Selasa, 26 Maret 2013

Sepatu Didi


Sepatu Didi

Siang itu Didi pulang dengan wajah muram. Sepatu barunya basah akibat direndam pak Ubad di kolam ikan sekolah. Pikirannya bingung memikirkan bagaimana esok ia sekolah, sementara ia belum memiliki sepatu baru berwarna hitam kelam seperti permintaan pihak sekolah. Postur tubuhnya yang tinggi besar merupakan masalah untuk menemukan sepatu yang pas buatnya. Sementara besok ia harus segera mengikuti apel Pramuka dengan sepatu warna hitam. Siang menjelang sore itu ditengah rintik hujan di bulan Desember ia menenteng sepatu basahnya.
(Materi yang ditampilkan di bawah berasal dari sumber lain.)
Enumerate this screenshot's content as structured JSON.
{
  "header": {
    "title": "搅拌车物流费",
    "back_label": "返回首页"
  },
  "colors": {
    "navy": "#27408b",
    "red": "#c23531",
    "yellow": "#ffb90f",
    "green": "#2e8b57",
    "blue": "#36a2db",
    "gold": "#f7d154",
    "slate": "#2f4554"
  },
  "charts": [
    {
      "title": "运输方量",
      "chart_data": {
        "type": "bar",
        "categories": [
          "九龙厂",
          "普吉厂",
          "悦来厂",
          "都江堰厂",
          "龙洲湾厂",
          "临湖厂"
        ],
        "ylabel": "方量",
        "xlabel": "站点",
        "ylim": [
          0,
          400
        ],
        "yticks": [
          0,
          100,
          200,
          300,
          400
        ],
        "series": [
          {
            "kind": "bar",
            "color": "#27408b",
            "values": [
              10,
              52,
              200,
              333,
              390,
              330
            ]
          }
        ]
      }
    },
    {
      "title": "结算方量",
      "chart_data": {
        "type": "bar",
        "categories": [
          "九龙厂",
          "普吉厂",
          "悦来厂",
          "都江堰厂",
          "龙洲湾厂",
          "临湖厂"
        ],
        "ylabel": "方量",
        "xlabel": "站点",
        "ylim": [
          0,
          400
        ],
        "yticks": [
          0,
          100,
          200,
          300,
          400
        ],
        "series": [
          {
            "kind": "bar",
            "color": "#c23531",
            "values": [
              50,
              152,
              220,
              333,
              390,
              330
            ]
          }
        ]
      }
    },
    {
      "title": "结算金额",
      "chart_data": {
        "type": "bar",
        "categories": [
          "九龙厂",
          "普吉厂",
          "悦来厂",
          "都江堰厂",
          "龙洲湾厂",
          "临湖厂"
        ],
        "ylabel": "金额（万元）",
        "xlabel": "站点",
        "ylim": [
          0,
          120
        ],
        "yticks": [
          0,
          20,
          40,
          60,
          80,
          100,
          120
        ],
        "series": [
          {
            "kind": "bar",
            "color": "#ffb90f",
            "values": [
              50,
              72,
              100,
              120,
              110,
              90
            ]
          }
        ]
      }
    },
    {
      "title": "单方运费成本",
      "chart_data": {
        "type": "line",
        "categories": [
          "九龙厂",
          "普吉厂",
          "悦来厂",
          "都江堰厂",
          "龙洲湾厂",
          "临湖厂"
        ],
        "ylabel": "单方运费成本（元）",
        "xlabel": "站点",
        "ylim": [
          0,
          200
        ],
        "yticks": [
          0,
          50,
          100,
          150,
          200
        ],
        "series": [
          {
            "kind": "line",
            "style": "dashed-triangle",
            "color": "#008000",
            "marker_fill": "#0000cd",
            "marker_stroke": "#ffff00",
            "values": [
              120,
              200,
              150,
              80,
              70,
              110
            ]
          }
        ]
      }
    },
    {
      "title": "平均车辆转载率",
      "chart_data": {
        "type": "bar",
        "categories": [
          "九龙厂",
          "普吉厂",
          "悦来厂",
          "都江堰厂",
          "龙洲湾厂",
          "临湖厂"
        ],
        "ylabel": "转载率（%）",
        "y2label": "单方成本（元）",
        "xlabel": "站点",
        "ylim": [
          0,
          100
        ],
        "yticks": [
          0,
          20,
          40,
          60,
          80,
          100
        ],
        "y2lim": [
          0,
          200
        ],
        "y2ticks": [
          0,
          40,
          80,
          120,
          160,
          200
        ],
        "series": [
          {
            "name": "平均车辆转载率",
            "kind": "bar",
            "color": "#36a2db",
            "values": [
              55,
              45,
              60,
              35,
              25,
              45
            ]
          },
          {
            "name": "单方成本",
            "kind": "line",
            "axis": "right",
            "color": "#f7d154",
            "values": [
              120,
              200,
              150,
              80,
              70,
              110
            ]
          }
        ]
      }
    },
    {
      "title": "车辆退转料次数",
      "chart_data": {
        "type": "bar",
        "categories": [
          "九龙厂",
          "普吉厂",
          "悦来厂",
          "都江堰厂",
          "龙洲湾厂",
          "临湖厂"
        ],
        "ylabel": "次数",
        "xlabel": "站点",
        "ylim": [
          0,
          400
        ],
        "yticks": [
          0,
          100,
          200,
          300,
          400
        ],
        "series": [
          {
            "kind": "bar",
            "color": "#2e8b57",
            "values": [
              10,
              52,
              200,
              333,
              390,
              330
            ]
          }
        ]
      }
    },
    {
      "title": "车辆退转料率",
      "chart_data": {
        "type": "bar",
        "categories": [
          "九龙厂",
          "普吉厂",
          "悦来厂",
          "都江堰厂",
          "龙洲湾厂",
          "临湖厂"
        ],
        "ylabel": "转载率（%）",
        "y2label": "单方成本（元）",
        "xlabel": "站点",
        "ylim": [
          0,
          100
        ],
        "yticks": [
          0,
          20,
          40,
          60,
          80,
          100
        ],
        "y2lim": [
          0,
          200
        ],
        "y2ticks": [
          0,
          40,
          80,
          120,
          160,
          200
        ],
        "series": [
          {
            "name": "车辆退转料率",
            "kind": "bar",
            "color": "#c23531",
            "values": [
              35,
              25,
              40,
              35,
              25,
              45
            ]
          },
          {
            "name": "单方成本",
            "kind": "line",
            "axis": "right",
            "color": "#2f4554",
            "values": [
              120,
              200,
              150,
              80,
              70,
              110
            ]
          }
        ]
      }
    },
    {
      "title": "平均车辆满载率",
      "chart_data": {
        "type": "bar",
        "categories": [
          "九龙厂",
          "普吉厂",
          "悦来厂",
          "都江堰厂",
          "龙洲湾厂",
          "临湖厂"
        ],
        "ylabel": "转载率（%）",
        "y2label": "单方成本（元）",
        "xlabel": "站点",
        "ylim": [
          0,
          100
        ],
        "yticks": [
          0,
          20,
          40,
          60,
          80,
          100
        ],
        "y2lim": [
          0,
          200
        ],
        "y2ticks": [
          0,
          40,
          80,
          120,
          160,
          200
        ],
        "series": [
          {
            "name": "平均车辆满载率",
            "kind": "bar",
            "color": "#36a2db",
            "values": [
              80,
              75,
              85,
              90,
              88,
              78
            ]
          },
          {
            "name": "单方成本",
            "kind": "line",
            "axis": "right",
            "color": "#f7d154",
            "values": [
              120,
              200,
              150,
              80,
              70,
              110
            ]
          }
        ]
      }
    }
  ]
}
Lebih kurang 3-4 jam sepatunya direndam di kolam ikan sebagai sanksi ketidakdisiplinannya pada peraturan sekolah.
Setibanya dirumah,”Assalamu’alaikum!”.
”Wa’alaikum Salam Warahmatullahi Wabarakatuh!”, serta mencium tangan dan pipi Ibunya tersayang.
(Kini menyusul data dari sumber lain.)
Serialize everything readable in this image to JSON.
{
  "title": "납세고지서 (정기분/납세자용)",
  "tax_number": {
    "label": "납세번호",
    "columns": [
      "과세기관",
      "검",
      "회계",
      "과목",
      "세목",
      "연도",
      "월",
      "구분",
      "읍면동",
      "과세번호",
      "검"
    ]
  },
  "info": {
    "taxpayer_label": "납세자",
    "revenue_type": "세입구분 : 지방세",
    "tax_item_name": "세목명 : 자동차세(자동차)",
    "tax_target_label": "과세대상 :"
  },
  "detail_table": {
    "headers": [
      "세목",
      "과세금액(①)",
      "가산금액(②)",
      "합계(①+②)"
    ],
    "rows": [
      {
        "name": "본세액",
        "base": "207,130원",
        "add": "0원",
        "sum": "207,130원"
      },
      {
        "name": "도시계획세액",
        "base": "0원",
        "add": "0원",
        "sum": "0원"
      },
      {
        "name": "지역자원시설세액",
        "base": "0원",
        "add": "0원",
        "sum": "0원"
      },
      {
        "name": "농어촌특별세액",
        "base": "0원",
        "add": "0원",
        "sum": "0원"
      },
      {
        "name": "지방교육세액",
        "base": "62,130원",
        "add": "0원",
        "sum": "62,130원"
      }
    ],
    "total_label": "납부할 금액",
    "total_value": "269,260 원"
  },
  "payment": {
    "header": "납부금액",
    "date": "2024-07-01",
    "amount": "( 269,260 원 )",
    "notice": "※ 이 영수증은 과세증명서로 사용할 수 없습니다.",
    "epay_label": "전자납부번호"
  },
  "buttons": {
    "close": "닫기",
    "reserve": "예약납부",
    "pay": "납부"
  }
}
“Kenapa Di, kok murung begitu?”, Tanya ibunya. “Didi pusing  bu!”,jawabnya sedikit ber teriak. “Ya sudah, mandi dan makan sana, ibu sudah gorengkan kamu bakwan jagung tuh”. Tanpa menjawab iapun segera merebahkan dirinya di lantai. Rumah kontrakan 3x5 meter itu menjadi tempat berteduh keluarganya dari panas dan hujan.
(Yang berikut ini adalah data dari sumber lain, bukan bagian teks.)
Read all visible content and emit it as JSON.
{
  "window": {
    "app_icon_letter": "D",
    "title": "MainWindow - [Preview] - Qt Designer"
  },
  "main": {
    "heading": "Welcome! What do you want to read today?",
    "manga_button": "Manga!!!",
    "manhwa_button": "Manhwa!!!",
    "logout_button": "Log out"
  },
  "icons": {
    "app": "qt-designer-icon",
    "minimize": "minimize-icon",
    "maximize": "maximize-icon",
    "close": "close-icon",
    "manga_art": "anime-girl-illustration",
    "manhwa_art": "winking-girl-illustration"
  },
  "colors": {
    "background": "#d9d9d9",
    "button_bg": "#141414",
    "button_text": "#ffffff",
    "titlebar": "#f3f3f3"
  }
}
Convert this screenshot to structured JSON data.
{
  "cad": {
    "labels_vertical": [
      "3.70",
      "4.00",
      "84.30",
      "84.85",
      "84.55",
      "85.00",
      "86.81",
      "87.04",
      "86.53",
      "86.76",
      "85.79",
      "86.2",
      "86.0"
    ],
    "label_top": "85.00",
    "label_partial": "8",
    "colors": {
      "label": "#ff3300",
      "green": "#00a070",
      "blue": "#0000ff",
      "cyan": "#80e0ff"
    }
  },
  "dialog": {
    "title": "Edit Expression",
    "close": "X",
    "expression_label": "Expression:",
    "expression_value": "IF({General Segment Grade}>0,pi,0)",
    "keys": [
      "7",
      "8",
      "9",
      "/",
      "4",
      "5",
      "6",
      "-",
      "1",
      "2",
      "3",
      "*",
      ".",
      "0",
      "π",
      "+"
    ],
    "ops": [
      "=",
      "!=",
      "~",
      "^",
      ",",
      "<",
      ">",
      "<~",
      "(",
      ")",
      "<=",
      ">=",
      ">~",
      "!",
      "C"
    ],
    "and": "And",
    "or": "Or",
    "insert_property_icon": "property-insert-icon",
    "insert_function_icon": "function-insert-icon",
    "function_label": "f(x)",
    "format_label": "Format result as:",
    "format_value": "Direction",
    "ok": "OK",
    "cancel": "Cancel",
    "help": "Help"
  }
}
“Astaghfirullahal’azhiim, kok basah begini, mana berlumut lagi, padahal kan baru dibelikan sama ayahnya”,”Maaf bu, sepatu Didi direndam sama pak Ubad, peraturan sekolah mewajibkan siswa/i  menggunakan sepatu berwarna hitam”, segera Didipun menjelaskan kepada Ibunya.
“Besok Didi juga harus apel dengan sepatu hitam bu!,pokoknya kalau tidak hitam Didi tidak ingin berangkat ke sekolah bu!” tambahnya.
“Ya sudah, nanti Ibu pikirkan sekarang berangkat salat jama’ah di masjid sana!, mudah-mudahan Allah memberikan jalan keluarnya”,”Amin”.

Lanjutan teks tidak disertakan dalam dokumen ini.